The Words of the Milingo Family

Press release - Married Priests Now! Movement

Abp Peter Brennan
September 13, 2006

Married Priests Now!
News Release - News Release - News Release
Contact: Archbishop Peter P. Brennan
September 13, 2006 for Immediate Release

Re: *Married Priests Now!* Convocation
Saddle Brook, New Jersey
September 17 – 19, 2006

The married Roman Catholic Archbishop from Zambia, Emmanuel Milingo, is calling married Catholic priests to join his newly founded *Married Priests Now! *Movement. He is inviting not only married priests but also married men and women who want to be priests to a Celebration of the Married Priesthood. It will be held at the Holiday Inn Conference Center, in Saddle Brook, New Jersey on September 17-19, 2006. Each day will begin with a Mass concelebrated by 120 married priests. Married priests and their wives are coming from Peru, Brazil, Mexico, Italy and Canada, and from a dozen states.

Archbishop Milingo encourages married priests to stand up for their rights and to make sure the American bishops know they are ready to serve in joy and gladness. Married priests who wish to attend can call Dario Ferrabolli at 1-973-332-2730.

This special convocation will center on the single issue of having married priests called back to full ministerial service in the church. Speakers for the convocation are: Anthony Padovano, Leonard Swidler, Peter Manseau and Salvatore Trozzo.

A married priesthood was the norm in the Roman Catholic Church for the first twelve centuries. St. Peter and thirty-eight other popes were married men. In several instances sons of married popes became pope also. The Eastern Rites of the Roman Catholic Church have always had married priests. So a married priesthood is nothing new but was actually the norm for the church for more than half of its existence.

Archbishop Milingo says, "It is time for the Vatican to reinstate married priests into full and active ministry within the church. The Catholic Church is in a state of crisis because of the current priest shortage. Hundreds of parishes are closing each year and the people are going without the Eucharist."

The current average age of Roman Catholic priests is 74 years, and the average age of monks and nuns is 68. The church knows it has a dim future due to the shortage of priests.
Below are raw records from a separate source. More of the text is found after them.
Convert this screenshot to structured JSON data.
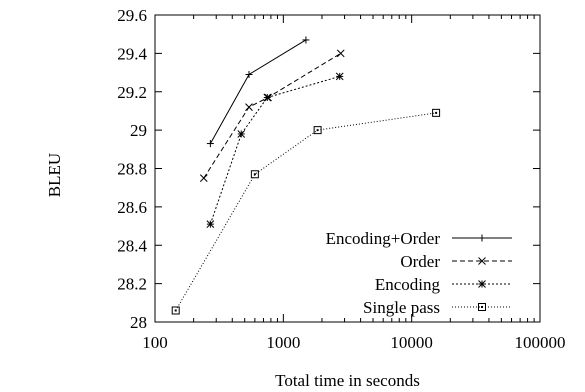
{
  "chart_data": {
    "type": "line",
    "title": "",
    "xlabel": "Total time in seconds",
    "ylabel": "BLEU",
    "xscale": "log",
    "xlim": [
      100,
      100000
    ],
    "ylim": [
      28,
      29.6
    ],
    "xticks": [
      100,
      1000,
      10000,
      100000
    ],
    "xtick_labels": [
      "100",
      "1000",
      "10000",
      "100000"
    ],
    "yticks": [
      28,
      28.2,
      28.4,
      28.6,
      28.8,
      29,
      29.2,
      29.4,
      29.6
    ],
    "ytick_labels": [
      "28",
      "28.2",
      "28.4",
      "28.6",
      "28.8",
      "29",
      "29.2",
      "29.4",
      "29.6"
    ],
    "grid": false,
    "legend_position": "bottom-right",
    "series": [
      {
        "name": "Encoding+Order",
        "marker": "plus",
        "line_style": "solid",
        "x": [
          270,
          540,
          1500
        ],
        "y": [
          28.93,
          29.29,
          29.47
        ]
      },
      {
        "name": "Order",
        "marker": "cross",
        "line_style": "dashed",
        "x": [
          240,
          540,
          760,
          2800
        ],
        "y": [
          28.75,
          29.12,
          29.17,
          29.4
        ]
      },
      {
        "name": "Encoding",
        "marker": "asterisk",
        "line_style": "dotted",
        "x": [
          270,
          470,
          750,
          2750
        ],
        "y": [
          28.51,
          28.98,
          29.17,
          29.28
        ]
      },
      {
        "name": "Single pass",
        "marker": "square",
        "line_style": "fine-dotted",
        "x": [
          145,
          600,
          1850,
          15500
        ],
        "y": [
          28.06,
          28.77,
          29.0,
          29.09
        ]
      }
    ]
  }
}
The Eucharist is the central teaching of Christianity and of the Roman Church.

Without priests, there can be no Eucharist. Without the Eucharist, there is no church.

*Married Priests Now!* is working toward the reconciliation of married priests and wants to identify married men who want to be priests, but who have been deterred by the mandatory celibacy issue.

Roman Catholic dioceses are now so short of priests that they are appointing laymen and laywomen as canonical pastors of parishes. While this is a laudable and exciting sign of progress in church structure, it highlights the clear fact that there are not enough priests to be appointed as pastors. These elderly priests who are left are often pastors of two or three parishes. The people need more priests. With 25,000 married priests in the United States and approximately 130,000 world wide, there are plenty of already trained and ordained priests available to bring the Eucharist to the people. It is time to recall the married priest and help resolve the all too evident priest shortage.